There is nothing like talk of sexual transgressions and ethics bashing to evoke intimacy between men of good breeding. Having melted the ice we fell into the drink and went with the floe.

“I’m afraid, Tom, the reason for Sabrina’s visit has much to do with your brief encounter.”

He nodded as if resigned to his fate. “I thought so,” he said. “I am not an insensitive man, Archy, and I didn’t exactly leave Sabrina in the lurch. In fact, monetarily speaking, she was far better off after our brief encounter, believe me.”

Now that he had opened up to me I saw no reason to pretend I didn’t already know his secret. Also, certain that Appleton would never talk to anyone about this conversation I felt I wasn’t compromising my former client’s position by revealing facts of which Tom Appleton was already painfully aware. “She told me as much,” I revealed, ‘and I’m not one to cast the first stone.”
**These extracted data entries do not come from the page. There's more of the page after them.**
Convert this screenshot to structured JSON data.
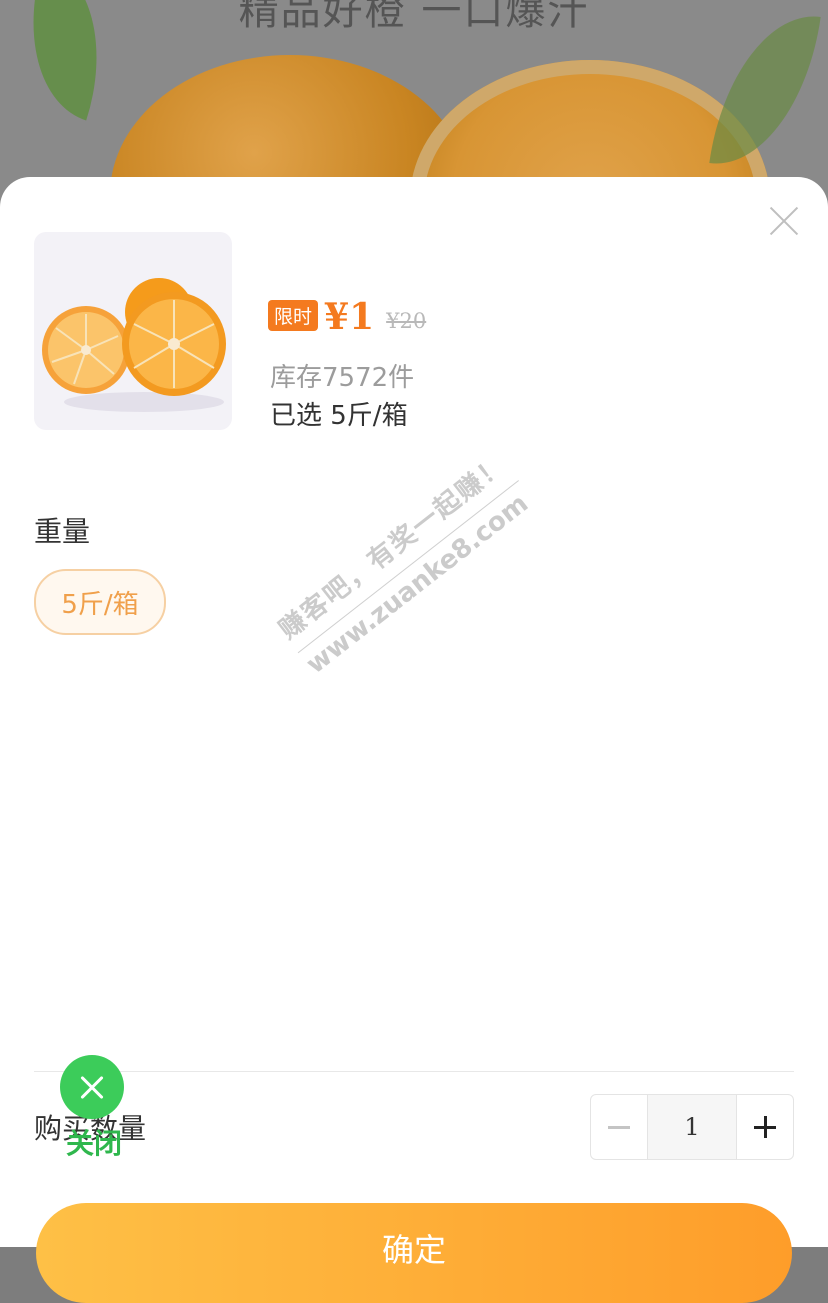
{
  "background": {
    "banner_text": "精品好橙 一口爆汁"
  },
  "product": {
    "badge": "限时",
    "price": "¥1",
    "original_price": "¥20",
    "stock_text": "库存7572件",
    "selected_text": "已选 5斤/箱"
  },
  "spec": {
    "label": "重量",
    "options": [
      "5斤/箱"
    ]
  },
  "watermark": {
    "line1": "赚客吧，有奖一起赚！",
    "line2": "www.zuanke8.com"
  },
  "quantity": {
    "label": "购买数量",
    "value": "1"
  },
  "confirm": {
    "label": "确定"
  },
  "floating_close": {
    "label": "关闭"
  },
  "colors": {
    "accent": "#f47a1f",
    "button_start": "#fec046",
    "button_end": "#fe9d2a",
    "close_bubble": "#3ccc5a"
  }
}
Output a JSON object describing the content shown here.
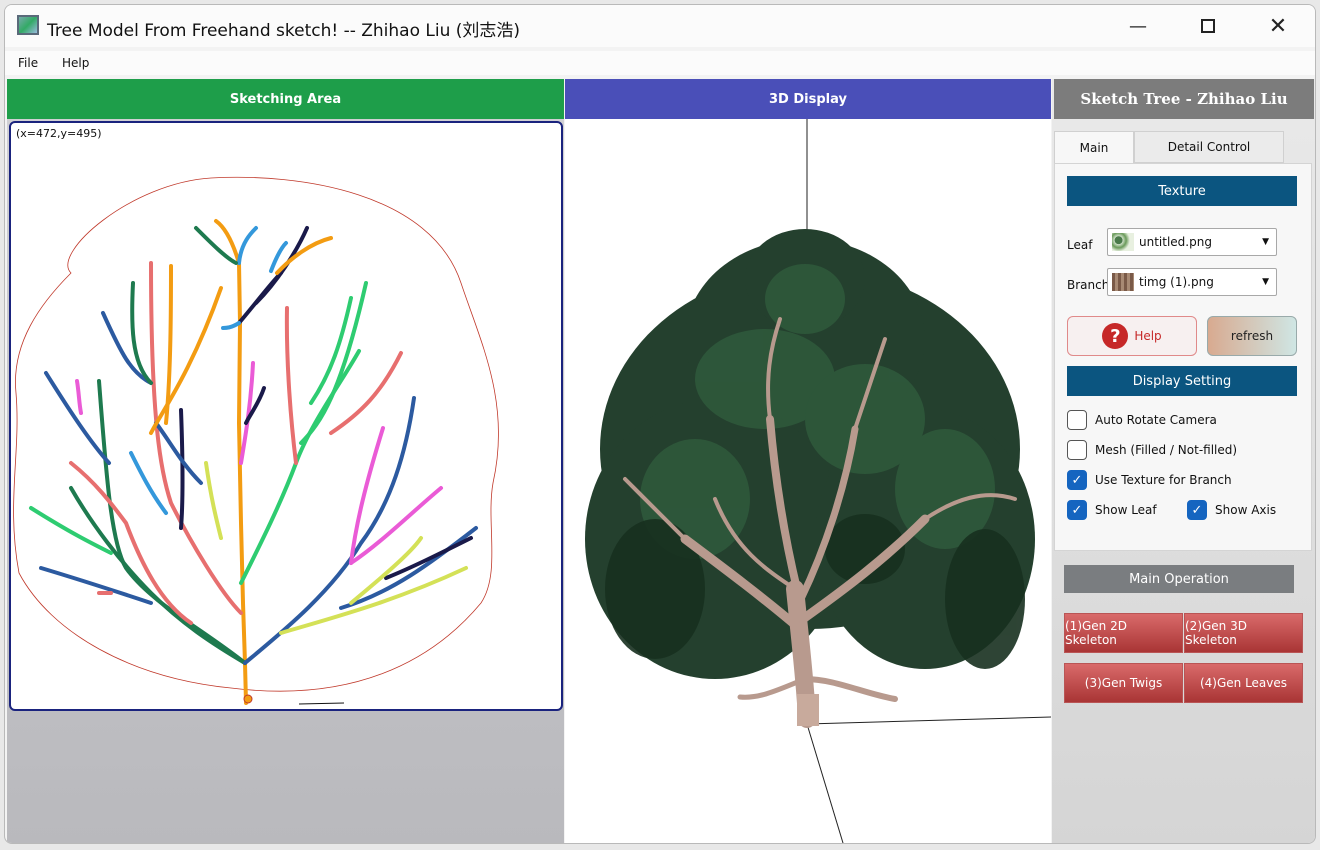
{
  "window": {
    "title": "Tree Model From Freehand sketch! -- Zhihao Liu (刘志浩)",
    "controls": [
      "minimize",
      "maximize",
      "close"
    ]
  },
  "menu": {
    "items": [
      "File",
      "Help"
    ]
  },
  "sketch": {
    "header": "Sketching Area",
    "header_color": "#1e9e4a",
    "coords": "(x=472,y=495)"
  },
  "display": {
    "header": "3D Display",
    "header_color": "#4a4fb8"
  },
  "panel": {
    "title": "Sketch Tree - Zhihao Liu",
    "tabs": [
      "Main",
      "Detail Control"
    ],
    "active_tab": "Main",
    "texture": {
      "header": "Texture",
      "leaf_label": "Leaf",
      "leaf_value": "untitled.png",
      "branch_label": "Branch",
      "branch_value": "timg (1).png"
    },
    "help_label": "Help",
    "refresh_label": "refresh",
    "display_setting": {
      "header": "Display Setting",
      "options": [
        {
          "label": "Auto Rotate Camera",
          "checked": false
        },
        {
          "label": "Mesh (Filled / Not-filled)",
          "checked": false
        },
        {
          "label": "Use Texture for Branch",
          "checked": true
        },
        {
          "label": "Show Leaf",
          "checked": true
        },
        {
          "label": "Show Axis",
          "checked": true
        }
      ]
    },
    "main_operation": {
      "header": "Main Operation",
      "buttons": [
        "(1)Gen 2D Skeleton",
        "(2)Gen 3D Skeleton",
        "(3)Gen Twigs",
        "(4)Gen Leaves"
      ]
    }
  }
}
“She told you everything?” he asked.

“Everything but your name. She did not divulge that.”

“So if I hadn’t called you, you would never know…”

His voice died away and he shook his head woefully. “What fools we mortals be,” he lamented. Then, perhaps to rationalize his actions, he added, “I couldn’t take that chance, I had to know what she’s up to.
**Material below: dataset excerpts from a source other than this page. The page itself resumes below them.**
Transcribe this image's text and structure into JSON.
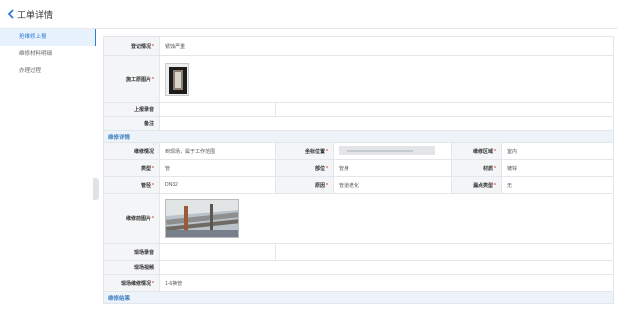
{
  "header": {
    "title": "工单详情"
  },
  "sidebar": {
    "items": [
      {
        "label": "抢维修上报",
        "active": true
      },
      {
        "label": "维修材料明细",
        "active": false
      },
      {
        "label": "办理过程",
        "active": false
      }
    ]
  },
  "report": {
    "register": {
      "label": "登记情况",
      "value": "锈蚀严重"
    },
    "photo": {
      "label": "施工原图片"
    },
    "audio": {
      "label": "上报录音",
      "value": ""
    },
    "note": {
      "label": "备注",
      "value": ""
    }
  },
  "repair": {
    "section": "维修详情",
    "status": {
      "label": "维修情况",
      "value": "到现场，属于工作范围"
    },
    "location": {
      "label": "坐标位置"
    },
    "area": {
      "label": "维修区域",
      "value": "室内"
    },
    "category": {
      "label": "类型",
      "value": "管"
    },
    "part": {
      "label": "部位",
      "value": "管身"
    },
    "material": {
      "label": "材质",
      "value": "镀锌"
    },
    "diameter": {
      "label": "管径",
      "value": "DN32"
    },
    "reason": {
      "label": "原因",
      "value": "管道老化"
    },
    "leak": {
      "label": "漏点类型",
      "value": "无"
    },
    "photo": {
      "label": "维修前图片"
    },
    "audio": {
      "label": "现场录音",
      "value": ""
    },
    "video": {
      "label": "现场视频",
      "value": ""
    },
    "site": {
      "label": "现场维修情况",
      "value": "1-6换管"
    }
  },
  "result": {
    "section": "维修结果"
  },
  "colors": {
    "accent": "#2f7bd8",
    "required": "#e5463b",
    "section_text": "#3f7fc4"
  },
  "icons": {
    "back": "chevron-left-icon"
  }
}
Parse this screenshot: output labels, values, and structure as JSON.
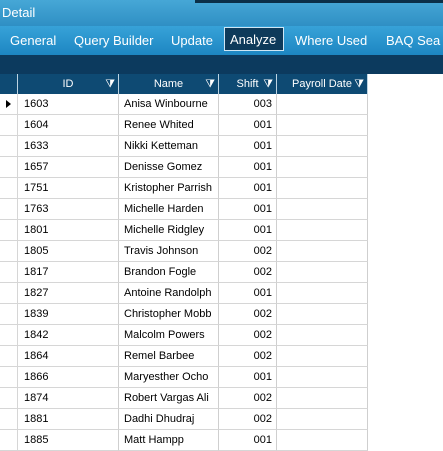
{
  "title_bar": {
    "label": "Detail"
  },
  "tabs": [
    {
      "label": "General"
    },
    {
      "label": "Query Builder"
    },
    {
      "label": "Update"
    },
    {
      "label": "Analyze"
    },
    {
      "label": "Where Used"
    },
    {
      "label": "BAQ Sea"
    }
  ],
  "active_tab": "Analyze",
  "grid": {
    "columns": [
      {
        "label": "ID",
        "filter_icon": "filter-icon"
      },
      {
        "label": "Name",
        "filter_icon": "filter-icon"
      },
      {
        "label": "Shift",
        "filter_icon": "filter-icon"
      },
      {
        "label": "Payroll Date",
        "filter_icon": "filter-icon"
      }
    ],
    "rows": [
      {
        "id": "1603",
        "name": "Anisa Winbourne",
        "shift": "003",
        "payroll_date": ""
      },
      {
        "id": "1604",
        "name": "Renee Whited",
        "shift": "001",
        "payroll_date": ""
      },
      {
        "id": "1633",
        "name": "Nikki Ketteman",
        "shift": "001",
        "payroll_date": ""
      },
      {
        "id": "1657",
        "name": "Denisse Gomez",
        "shift": "001",
        "payroll_date": ""
      },
      {
        "id": "1751",
        "name": "Kristopher Parrish",
        "shift": "001",
        "payroll_date": ""
      },
      {
        "id": "1763",
        "name": "Michelle Harden",
        "shift": "001",
        "payroll_date": ""
      },
      {
        "id": "1801",
        "name": "Michelle Ridgley",
        "shift": "001",
        "payroll_date": ""
      },
      {
        "id": "1805",
        "name": "Travis Johnson",
        "shift": "002",
        "payroll_date": ""
      },
      {
        "id": "1817",
        "name": "Brandon Fogle",
        "shift": "002",
        "payroll_date": ""
      },
      {
        "id": "1827",
        "name": "Antoine Randolph",
        "shift": "001",
        "payroll_date": ""
      },
      {
        "id": "1839",
        "name": "Christopher Mobb",
        "shift": "002",
        "payroll_date": ""
      },
      {
        "id": "1842",
        "name": "Malcolm Powers",
        "shift": "002",
        "payroll_date": ""
      },
      {
        "id": "1864",
        "name": "Remel Barbee",
        "shift": "002",
        "payroll_date": ""
      },
      {
        "id": "1866",
        "name": "Maryesther Ocho",
        "shift": "001",
        "payroll_date": ""
      },
      {
        "id": "1874",
        "name": "Robert Vargas Ali",
        "shift": "002",
        "payroll_date": ""
      },
      {
        "id": "1881",
        "name": "Dadhi Dhudraj",
        "shift": "002",
        "payroll_date": ""
      },
      {
        "id": "1885",
        "name": "Matt Hampp",
        "shift": "001",
        "payroll_date": ""
      }
    ],
    "current_row_index": 0
  },
  "colors": {
    "titlebar": "#2f8fc4",
    "tabbar": "#1d86c2",
    "header": "#0e4a73",
    "active_tab": "#0e3a5a"
  }
}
I’m a widower, Archy, and I would now gladly acknowledge Gillian and to hell with what anyone might say, but such a move could prove disastrous for those innocent of any wrongdoing. You know my son is involved in state politics?”
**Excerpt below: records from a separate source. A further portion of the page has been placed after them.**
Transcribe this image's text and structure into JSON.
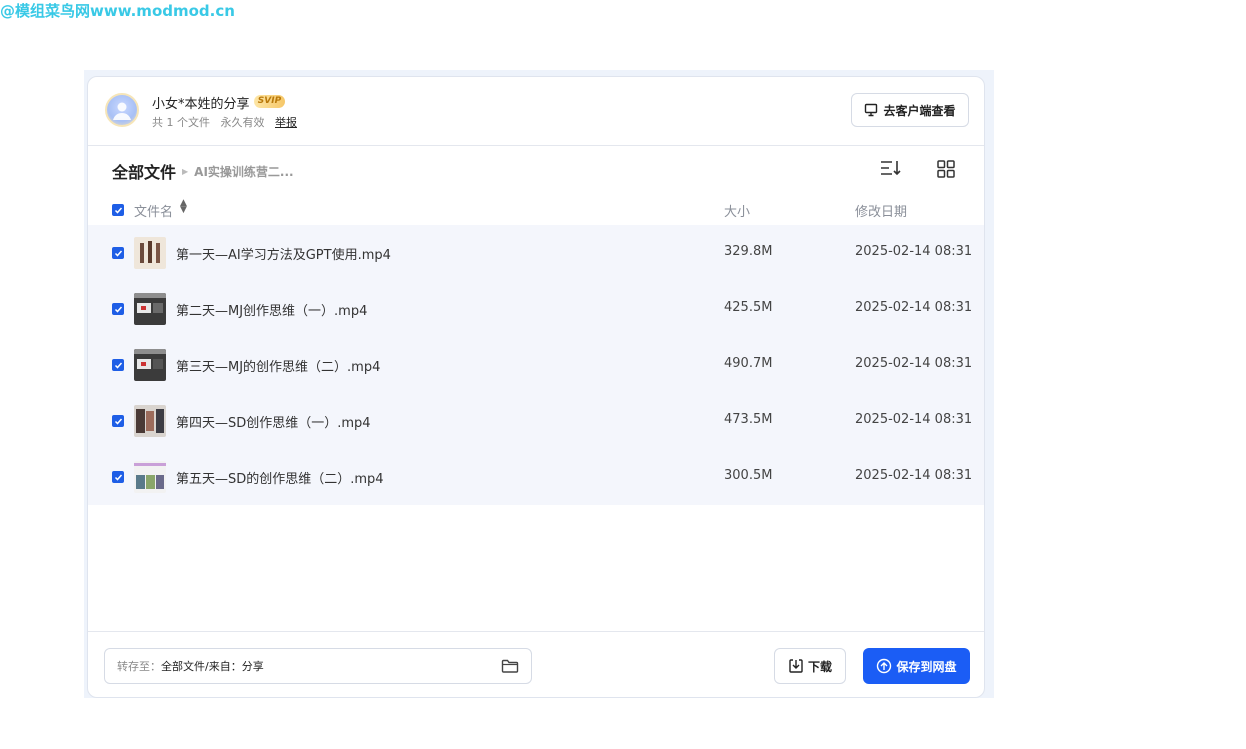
{
  "watermark": "@模组菜鸟网www.modmod.cn",
  "share": {
    "title": "小女*本姓的分享",
    "badge": "SVIP",
    "file_count": "共 1 个文件",
    "validity": "永久有效",
    "report": "举报",
    "client_button": "去客户端查看"
  },
  "breadcrumb": {
    "root": "全部文件",
    "current": "AI实操训练营二..."
  },
  "table": {
    "headers": {
      "name": "文件名",
      "size": "大小",
      "date": "修改日期"
    },
    "rows": [
      {
        "name": "第一天—AI学习方法及GPT使用.mp4",
        "size": "329.8M",
        "date": "2025-02-14 08:31",
        "checked": true
      },
      {
        "name": "第二天—MJ创作思维（一）.mp4",
        "size": "425.5M",
        "date": "2025-02-14 08:31",
        "checked": true
      },
      {
        "name": "第三天—MJ的创作思维（二）.mp4",
        "size": "490.7M",
        "date": "2025-02-14 08:31",
        "checked": true
      },
      {
        "name": "第四天—SD创作思维（一）.mp4",
        "size": "473.5M",
        "date": "2025-02-14 08:31",
        "checked": true
      },
      {
        "name": "第五天—SD的创作思维（二）.mp4",
        "size": "300.5M",
        "date": "2025-02-14 08:31",
        "checked": true
      }
    ]
  },
  "footer": {
    "save_to_label": "转存至：",
    "save_to_path": "全部文件/来自：分享",
    "download_button": "下载",
    "save_button": "保存到网盘"
  },
  "colors": {
    "accent": "#1b5df5",
    "checkbox": "#1e5ee6",
    "row_bg": "#f4f6fc"
  }
}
“So I’ve heard, and with a bright future, they say.”

Appleton started in his chair. “More than bright. There’s talk of a run for the Senate, the U.S. Senate, that is, within the next four years. Any hint of a scandal would cause his backers to run scared.”

“He has nothing to do with the brief encounter,” I said.

“But he has everything to do with me, and in politics guilt by association is a fact, not a figure of speech.”

“I assume your son is happily married,” I ventured.

“He’s married, Archy, that’s for sure. She’s photogenic, and that seems to make them both happy. She’s given him the requisite number of children, boy and girl, employs no staff off the books, subscribes to no less than four charities, the recipients of which are Asian Americans, African-Americans, Native Americans, and Hispanic Americans, and she wears her hair in the style of the late Jacqueline Kennedy Onassis. They’re what the pols call a dream couple and I don’t intend to turn the dream into a nightmare.” In the manner of a harassed executive being confronted with a hostile takeover he leaned toward me and pleaded, “What the hell does Sabrina want, Archy?”

“Only to protect you,” I assured him.

I believe that we humans come equipped with a sixth sense that, at this early stage of our evolution, we cannot access at will, but the uncanny thing does make itself known for no discernable reason at the oddest of moments. This was one of them. Call it intuition, inspiration, instinct, precognition, or plain old gut feeling, but when I spoke those words to Thomas Appleton I knew as sure as I was sitting in the New Media Lounge of the PBICA that Sabrina’s mission was to protect herself first, and Thomas Appleton only as long as it didn’t jeopardize her position.

Why was she so unyielding in her determination to keep the name of Gillian’s father a secret? Because of the deal she had struck with Appleton? I no longer believed that. In fact my gut feeling said Sabrina Wright didn’t give a dam for Thomas Appleton per se after all these years, yet she was willing to sacrifice her daughter’s affection, such as it was, to protect him. This was not the stratagem of a survivor.

Appleton’s eyes searched my face like a child wanting to believe in the tooth fairy when common sense, and the kid next door, told him it was all a crock. Tom,” I said, “Sabrina knows your name and address, correct?”

“Sure,” he answered.

“Therefore she didn’t hire me to find you. Correct?”

“I know all that, Archy, but who’s the man that got away?” he questioned.

Never had so many been so concerned over five words from a gossip column that didn’t mean a thing to anyone, including the columnist. I explained their meaning to Appleton as best I could and gave him what I believed to be their source.